“Einen sicheren Blick für Zukünftiges”

Immer wieder schön, wenn eine Rezension erscheint, bei der man das Gefühl hat: Der Rezensent hat das Buch gelesen. Und: die Lektüre hat ihn bewegt. Ehrlich gesagt: Es kommt nicht häufig vor. Insofern ist Felix Lüttges Besprechung der Berliner Gazette-Anthologie VERNETZT, die kürzlich im goldmag erschien, eine erfreuliche Ausnahme.

Laut Lüttge beweist die Berliner Gazette mit ihrer Gründung im Jahre 1999 “einen sicheren Blick für Zukünftiges: Als andere Zeitungen gerade erst anfangen, über eine eigenständige Internetpräsenz nachzudenken, verzichtet die Berliner Gazette ganz auf Papier und erscheint ausschließlich im Internet.”

Dieser Blick für Zukünftiges scheint Lüttge angefixt zu haben. Das extrem heterogene Textbild der über 40 Beiträge, die VERNETZT als eine Art Kaleidoskop der letzten zehn Jahre versammelt, schreckt den Rezensenten nicht ab. Er liest ausnahmslos alle Texte, weil er im Netzwerk, das die Texte untereinander spannen, den eigentlich Kick vermutet:

“Sicherlich, einige sind fürchterlich schlecht geschrieben. Aber vielleicht ist das gerade Ausdruck der von Frau Hegemann postulierten Echtheit (auch hier entpuppt sich die Berliner Gazette in gewisser Weise als visionär).”

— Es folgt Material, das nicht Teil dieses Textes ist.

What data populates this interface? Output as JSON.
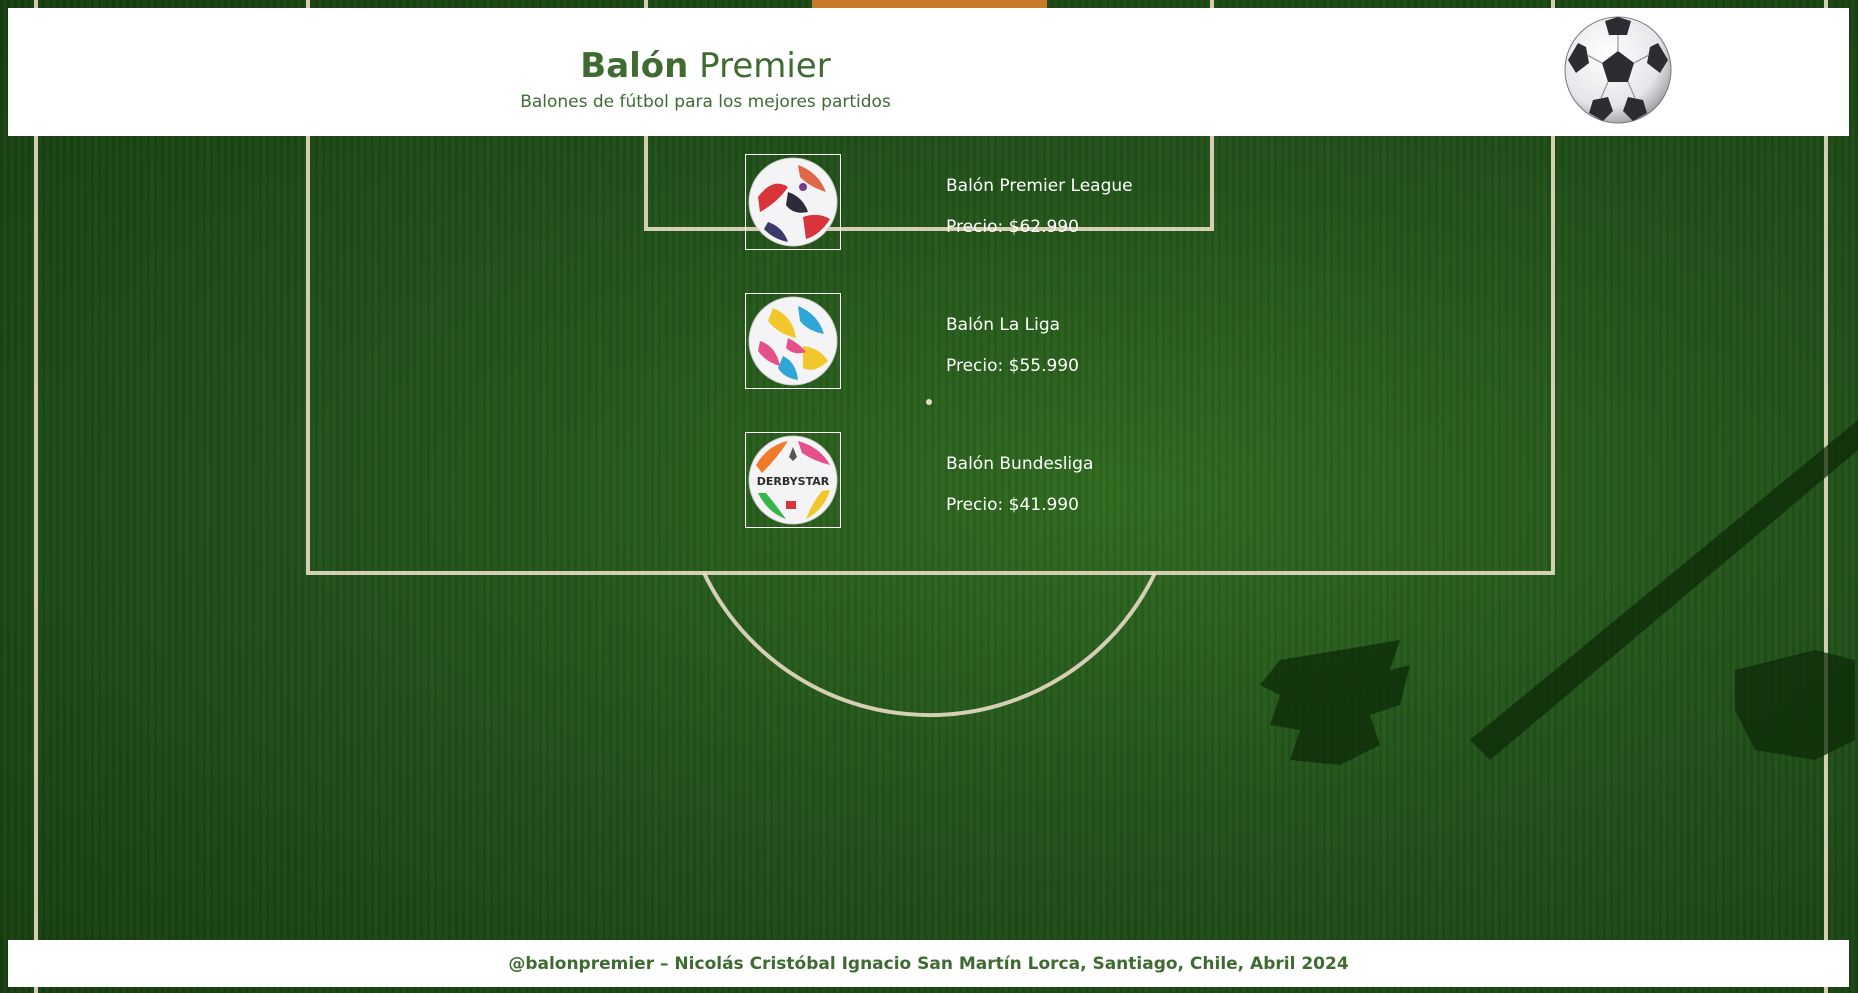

Interessanter Punkt, oder?

7 Kommentare zu ““Einen sicheren Blick für Zukünftiges”

  1. “fürchterlich schlecht” ist in der Tat ein hartes Urteil, aber ich ahne, dass es dem Journalisten darum geht, an dieser Stelle einen Punkt zu machen: Nicht das Kriterium Qualität, sondern das Kriterium Echtheit zählt.

  2. aber was ist das schon für eine unterscheidung zwischen echtheit und qualität? ich finde das muss nicht als gegensatz betrachtet werden. fürchterlich schlecht kann auch verstanden werden als “punk” — ein schreiben, dass gegen die edelfeder-regeln verstösst; dilletantismus als hohe form von kreativität..

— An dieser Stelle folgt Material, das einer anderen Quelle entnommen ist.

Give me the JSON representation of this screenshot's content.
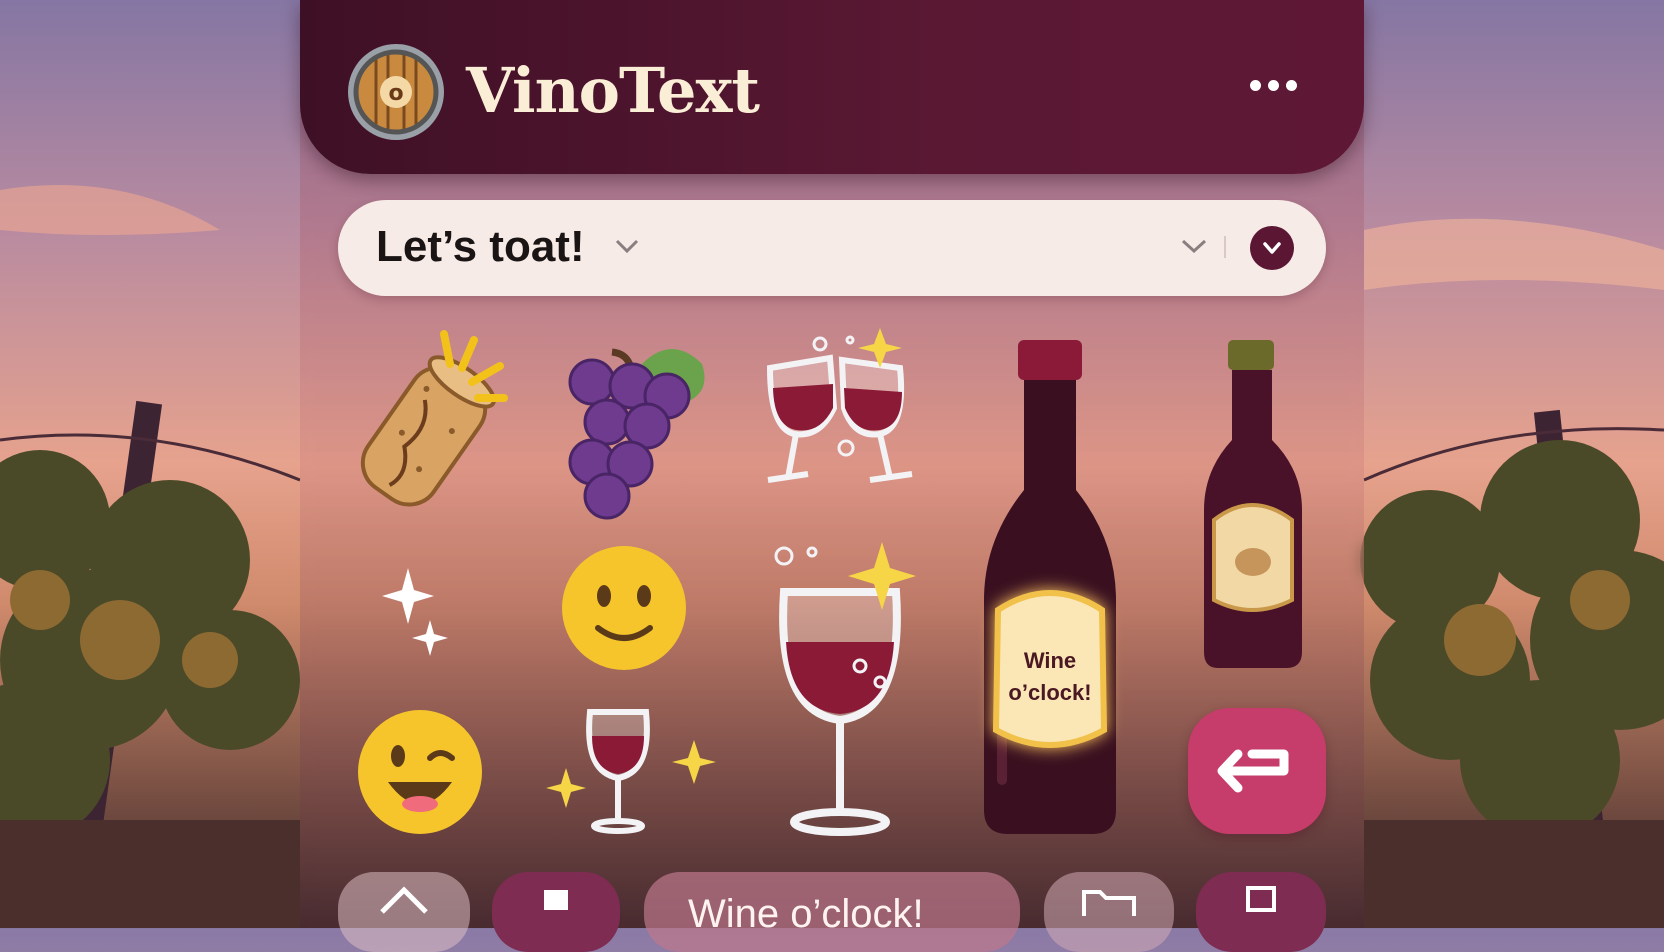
{
  "app": {
    "title": "VinoText",
    "logo_letter": "o"
  },
  "input": {
    "text": "Let’s toat!"
  },
  "bottom_bar": {
    "suggestion": "Wine o’clock!"
  },
  "stickers": {
    "bottle_label": [
      "Wine",
      "o’clock!"
    ]
  },
  "colors": {
    "header": "#4e1430",
    "accent": "#c63c6a",
    "wine": "#7a1a30",
    "cream": "#fbeed6"
  },
  "icons": [
    "more-icon",
    "chevron-down-icon",
    "send-icon",
    "enter-icon",
    "home-icon",
    "folder-icon"
  ]
}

  3. Was haben denn schlecht geschriebene Texte mit Helene Hegemann und Echtheit zu tun? Vielleicht stehe ich ja etwas auf dem Schlauch, aber ich verstehe das nicht so recht.

  4. nun, ich finde, dass man klären müsste, welche Messlatte gilt und was demnach “fürchterlich schlecht geschrieben” ist. aus der sicht des journalismus, der schriftstellerei, der wissenschaft? das lässt die goldmag-rezension ja offen – dafür kenn ich das magazin aber auch nicht so gut.

  5. “Der Tag” auf hr2 berichtete vorgestern über “Ich poste, also bin ich – Das Ich im Netz”:

    Freundschaften schließen, Anerkennung finden, in der Gruppe Spaß haben und alle, die nicht dazugehören, so richtig gemein fertig machen. Diese alten Lieblingsbeschäftigungen der Menschheit bereiten noch einmal so viel Vergnügen im Internet. Denn das ist für viele längst nicht mehr nur Lexikon, Dienstleister und Kommunikationsmittel, sondern ein sozialer Raum: ein Ort, an dem wir eine private und berufliche Existenz führen. Vor allem in sozialen Netzwerken hat unser digitales Ich erfreuliche Möglichkeiten, sich auszubreiten, seinen Marktwert zu testen und zu steigern und sich zu vernetzen. Es wird aber auch verwundbarer: durch Tratsch und anonymes Mobbing.